El momento más álgido, de mayor tensión, fue a mediados de junio, cuando el ala dura estuvo más firme; con Patricia Bullrich, Jorge y Mauricio Macri presionando. En ese momento, el punto de contacto que sobrevivía era el del celestino de Lanús con el expresidente, quien reiteraba los llamados telefónicos para exigir que se abortase la mudanza de Vidal a territorio porteño. Finalmente, luego de frenéticas negociaciones, el quiebre fue una foto: la que se sacaron los intendentes junto a Rodríguez Larreta. Fue el respaldo público de los dueños de los votos a la jugada del porteño, lo que terminó de acomodar los melones en el carro.

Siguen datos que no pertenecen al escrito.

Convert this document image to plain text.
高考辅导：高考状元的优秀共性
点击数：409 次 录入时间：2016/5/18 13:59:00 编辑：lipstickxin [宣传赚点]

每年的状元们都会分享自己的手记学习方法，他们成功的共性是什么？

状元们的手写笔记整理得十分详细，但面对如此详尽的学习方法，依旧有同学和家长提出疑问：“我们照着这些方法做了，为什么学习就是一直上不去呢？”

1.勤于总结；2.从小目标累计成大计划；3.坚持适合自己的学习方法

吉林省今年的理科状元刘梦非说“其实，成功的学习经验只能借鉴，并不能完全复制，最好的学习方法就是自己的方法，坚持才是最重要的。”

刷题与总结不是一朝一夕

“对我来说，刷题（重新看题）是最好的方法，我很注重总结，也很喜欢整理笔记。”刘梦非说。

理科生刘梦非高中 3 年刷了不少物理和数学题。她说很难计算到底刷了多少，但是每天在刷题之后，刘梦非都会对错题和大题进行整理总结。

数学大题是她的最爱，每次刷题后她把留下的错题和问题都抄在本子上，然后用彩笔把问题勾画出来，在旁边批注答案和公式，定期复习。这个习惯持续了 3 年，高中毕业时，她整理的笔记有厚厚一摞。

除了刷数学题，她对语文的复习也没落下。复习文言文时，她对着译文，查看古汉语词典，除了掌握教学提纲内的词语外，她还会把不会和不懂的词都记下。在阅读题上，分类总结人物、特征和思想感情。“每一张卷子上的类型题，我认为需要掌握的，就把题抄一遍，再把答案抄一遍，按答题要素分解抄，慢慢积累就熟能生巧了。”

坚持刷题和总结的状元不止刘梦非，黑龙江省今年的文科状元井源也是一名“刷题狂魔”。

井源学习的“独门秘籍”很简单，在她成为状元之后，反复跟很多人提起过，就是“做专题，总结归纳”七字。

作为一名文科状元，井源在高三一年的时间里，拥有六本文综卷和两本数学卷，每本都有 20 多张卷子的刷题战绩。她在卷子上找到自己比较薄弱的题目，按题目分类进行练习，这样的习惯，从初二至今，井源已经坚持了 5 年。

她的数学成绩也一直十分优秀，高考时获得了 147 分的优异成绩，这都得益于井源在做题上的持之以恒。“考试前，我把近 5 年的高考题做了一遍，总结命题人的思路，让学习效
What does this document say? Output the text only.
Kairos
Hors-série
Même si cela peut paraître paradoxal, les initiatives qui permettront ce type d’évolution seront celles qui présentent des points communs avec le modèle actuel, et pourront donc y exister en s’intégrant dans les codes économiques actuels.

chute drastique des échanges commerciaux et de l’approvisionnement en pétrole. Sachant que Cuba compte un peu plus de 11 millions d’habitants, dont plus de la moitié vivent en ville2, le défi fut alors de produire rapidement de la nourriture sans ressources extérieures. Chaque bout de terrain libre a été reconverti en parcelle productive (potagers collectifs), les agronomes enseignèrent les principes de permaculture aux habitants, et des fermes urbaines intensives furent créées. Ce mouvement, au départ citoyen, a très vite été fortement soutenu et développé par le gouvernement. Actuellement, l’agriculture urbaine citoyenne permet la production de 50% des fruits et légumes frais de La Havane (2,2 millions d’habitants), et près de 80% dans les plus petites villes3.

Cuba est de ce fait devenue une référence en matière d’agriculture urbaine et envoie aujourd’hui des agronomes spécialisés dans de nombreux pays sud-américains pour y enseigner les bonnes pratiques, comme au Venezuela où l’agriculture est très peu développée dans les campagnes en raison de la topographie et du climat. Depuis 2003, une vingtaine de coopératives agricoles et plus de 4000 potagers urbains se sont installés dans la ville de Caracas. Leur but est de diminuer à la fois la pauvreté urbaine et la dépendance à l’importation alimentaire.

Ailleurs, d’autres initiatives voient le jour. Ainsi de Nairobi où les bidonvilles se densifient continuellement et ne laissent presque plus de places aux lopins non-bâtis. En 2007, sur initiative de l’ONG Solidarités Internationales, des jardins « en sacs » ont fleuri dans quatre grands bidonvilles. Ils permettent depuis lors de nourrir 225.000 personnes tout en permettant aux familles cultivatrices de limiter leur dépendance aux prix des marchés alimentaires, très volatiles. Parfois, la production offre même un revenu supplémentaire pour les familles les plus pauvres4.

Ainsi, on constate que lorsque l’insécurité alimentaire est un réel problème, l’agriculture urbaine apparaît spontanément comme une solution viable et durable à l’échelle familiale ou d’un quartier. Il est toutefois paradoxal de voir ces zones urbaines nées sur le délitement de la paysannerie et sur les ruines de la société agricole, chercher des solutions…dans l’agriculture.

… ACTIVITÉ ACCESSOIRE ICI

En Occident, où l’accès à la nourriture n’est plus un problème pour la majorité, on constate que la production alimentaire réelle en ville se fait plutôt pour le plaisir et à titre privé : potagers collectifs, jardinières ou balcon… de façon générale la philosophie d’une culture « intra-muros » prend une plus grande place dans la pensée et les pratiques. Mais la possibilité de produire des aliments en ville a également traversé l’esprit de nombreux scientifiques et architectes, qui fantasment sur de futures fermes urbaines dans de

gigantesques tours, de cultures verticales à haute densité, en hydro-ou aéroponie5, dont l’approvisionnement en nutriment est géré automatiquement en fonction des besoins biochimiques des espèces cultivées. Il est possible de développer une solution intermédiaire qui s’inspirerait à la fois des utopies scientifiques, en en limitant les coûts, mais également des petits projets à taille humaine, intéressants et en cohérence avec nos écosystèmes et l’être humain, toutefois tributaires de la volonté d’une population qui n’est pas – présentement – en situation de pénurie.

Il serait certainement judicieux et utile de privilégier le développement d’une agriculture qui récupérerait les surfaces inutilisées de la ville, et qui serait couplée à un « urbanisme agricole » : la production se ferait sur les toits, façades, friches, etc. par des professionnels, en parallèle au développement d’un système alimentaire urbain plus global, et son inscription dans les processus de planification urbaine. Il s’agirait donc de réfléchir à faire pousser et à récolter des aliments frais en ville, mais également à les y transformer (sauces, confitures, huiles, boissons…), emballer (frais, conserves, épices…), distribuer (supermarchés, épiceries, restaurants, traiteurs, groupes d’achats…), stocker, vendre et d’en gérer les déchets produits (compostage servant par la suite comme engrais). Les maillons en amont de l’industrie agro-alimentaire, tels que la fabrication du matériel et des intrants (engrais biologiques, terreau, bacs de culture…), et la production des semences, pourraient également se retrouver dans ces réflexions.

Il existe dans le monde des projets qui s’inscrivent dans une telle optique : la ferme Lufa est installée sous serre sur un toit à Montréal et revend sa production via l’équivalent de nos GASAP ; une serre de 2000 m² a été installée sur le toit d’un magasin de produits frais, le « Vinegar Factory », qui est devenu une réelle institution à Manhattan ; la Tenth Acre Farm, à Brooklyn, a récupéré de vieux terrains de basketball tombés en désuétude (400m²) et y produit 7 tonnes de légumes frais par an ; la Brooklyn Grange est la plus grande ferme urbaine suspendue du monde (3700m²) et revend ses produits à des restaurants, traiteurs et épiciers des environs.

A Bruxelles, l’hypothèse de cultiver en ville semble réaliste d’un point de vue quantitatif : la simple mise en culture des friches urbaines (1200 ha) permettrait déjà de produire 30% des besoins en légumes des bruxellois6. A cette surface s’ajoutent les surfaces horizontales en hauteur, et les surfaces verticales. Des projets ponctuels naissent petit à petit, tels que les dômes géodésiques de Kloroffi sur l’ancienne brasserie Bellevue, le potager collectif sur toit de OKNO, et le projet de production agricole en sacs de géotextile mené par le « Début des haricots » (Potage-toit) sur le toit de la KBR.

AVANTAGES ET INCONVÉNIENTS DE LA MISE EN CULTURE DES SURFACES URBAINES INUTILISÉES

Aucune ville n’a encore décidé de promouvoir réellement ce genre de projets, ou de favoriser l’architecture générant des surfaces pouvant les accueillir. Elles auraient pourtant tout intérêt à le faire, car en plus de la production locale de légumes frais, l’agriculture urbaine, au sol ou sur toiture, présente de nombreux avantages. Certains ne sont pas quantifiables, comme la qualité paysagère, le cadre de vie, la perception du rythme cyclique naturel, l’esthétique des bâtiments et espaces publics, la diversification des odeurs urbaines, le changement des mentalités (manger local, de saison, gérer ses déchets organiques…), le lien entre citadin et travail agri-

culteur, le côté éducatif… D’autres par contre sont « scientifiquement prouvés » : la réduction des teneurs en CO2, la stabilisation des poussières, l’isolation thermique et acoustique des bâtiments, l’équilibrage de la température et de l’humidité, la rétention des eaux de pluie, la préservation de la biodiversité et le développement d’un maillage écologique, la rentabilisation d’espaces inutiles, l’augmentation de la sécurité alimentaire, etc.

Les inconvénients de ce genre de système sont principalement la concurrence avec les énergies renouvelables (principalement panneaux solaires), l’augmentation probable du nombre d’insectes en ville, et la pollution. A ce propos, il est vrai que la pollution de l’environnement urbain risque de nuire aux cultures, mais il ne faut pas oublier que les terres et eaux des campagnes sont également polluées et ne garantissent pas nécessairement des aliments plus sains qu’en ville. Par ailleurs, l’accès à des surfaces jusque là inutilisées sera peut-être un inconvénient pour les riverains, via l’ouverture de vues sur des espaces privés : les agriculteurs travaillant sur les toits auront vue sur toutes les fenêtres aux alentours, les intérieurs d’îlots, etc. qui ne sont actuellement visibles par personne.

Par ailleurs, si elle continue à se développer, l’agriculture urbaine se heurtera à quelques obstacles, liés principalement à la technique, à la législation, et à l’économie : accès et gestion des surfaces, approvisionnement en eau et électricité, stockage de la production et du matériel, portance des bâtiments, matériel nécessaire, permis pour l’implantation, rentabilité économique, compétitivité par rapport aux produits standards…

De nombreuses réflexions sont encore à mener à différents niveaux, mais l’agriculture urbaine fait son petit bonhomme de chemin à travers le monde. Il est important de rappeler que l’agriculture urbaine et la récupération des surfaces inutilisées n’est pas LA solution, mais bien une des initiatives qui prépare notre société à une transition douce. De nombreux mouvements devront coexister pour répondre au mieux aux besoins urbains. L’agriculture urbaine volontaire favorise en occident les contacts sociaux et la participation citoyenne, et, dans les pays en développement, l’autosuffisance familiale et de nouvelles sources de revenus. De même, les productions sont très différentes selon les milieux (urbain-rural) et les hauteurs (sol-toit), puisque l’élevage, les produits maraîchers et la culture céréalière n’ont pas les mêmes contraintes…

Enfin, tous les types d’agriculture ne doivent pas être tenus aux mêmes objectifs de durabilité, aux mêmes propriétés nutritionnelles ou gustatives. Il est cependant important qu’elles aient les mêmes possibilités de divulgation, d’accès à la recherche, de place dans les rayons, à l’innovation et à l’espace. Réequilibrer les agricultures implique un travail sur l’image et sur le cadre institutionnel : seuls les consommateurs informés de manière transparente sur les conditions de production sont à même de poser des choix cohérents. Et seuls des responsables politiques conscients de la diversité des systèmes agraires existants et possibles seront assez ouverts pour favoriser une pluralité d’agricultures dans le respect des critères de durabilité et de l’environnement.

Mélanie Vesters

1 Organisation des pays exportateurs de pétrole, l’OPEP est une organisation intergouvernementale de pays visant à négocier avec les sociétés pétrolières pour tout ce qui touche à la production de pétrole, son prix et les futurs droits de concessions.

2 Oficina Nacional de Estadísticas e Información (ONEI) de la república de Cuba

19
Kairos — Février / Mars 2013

La crisis interna desatada en el PRO es lógica tras la salida del poder. Se debate si es verdaderamente un partido que puede trascender a su creador, si es posible matar al padre.
El parricidio está en marcha, pero el expresidente aguarda con paciencia zen el curso de la campaña electoral. Allí radica la preocupación de los habitantes del palomar, a quienes, pese a haber ganado la partida y pese a los acuerdos que incluyeron el reparto de cargos, los carcome la duda sobre cómo van a jugar los halcones heridos. ¿Cuál va a ser la postura de Bullrich? ¿Cuánto le va a poner el cuerpo a la campaña Jorge Macri?
Lo que pueda aportar el ala dura -por caso, Macri en la poderosa Primera sección, donde de todos modos les suma el salto olímpico de Gustavo Posse- cobra mayor relevancia con la avanzada del radicalismo, resucitado con Facundo Manes. “¿Cómo vamos a hacer pie en los municipios en los que se dejó el lugar al radicalismo? Radicales hay en todos lados. ¿Cómo vamos a hacer pie en el interior?”, se preguntan en el larretismo.
La dificultad para alinear a toda la tropa golpea el diseño proselitista amarillo. Si a la comunicación la ordena la política, ¿cómo planificar una campaña en un terreno sin saber cabalmente con los actores con los que se cuenta?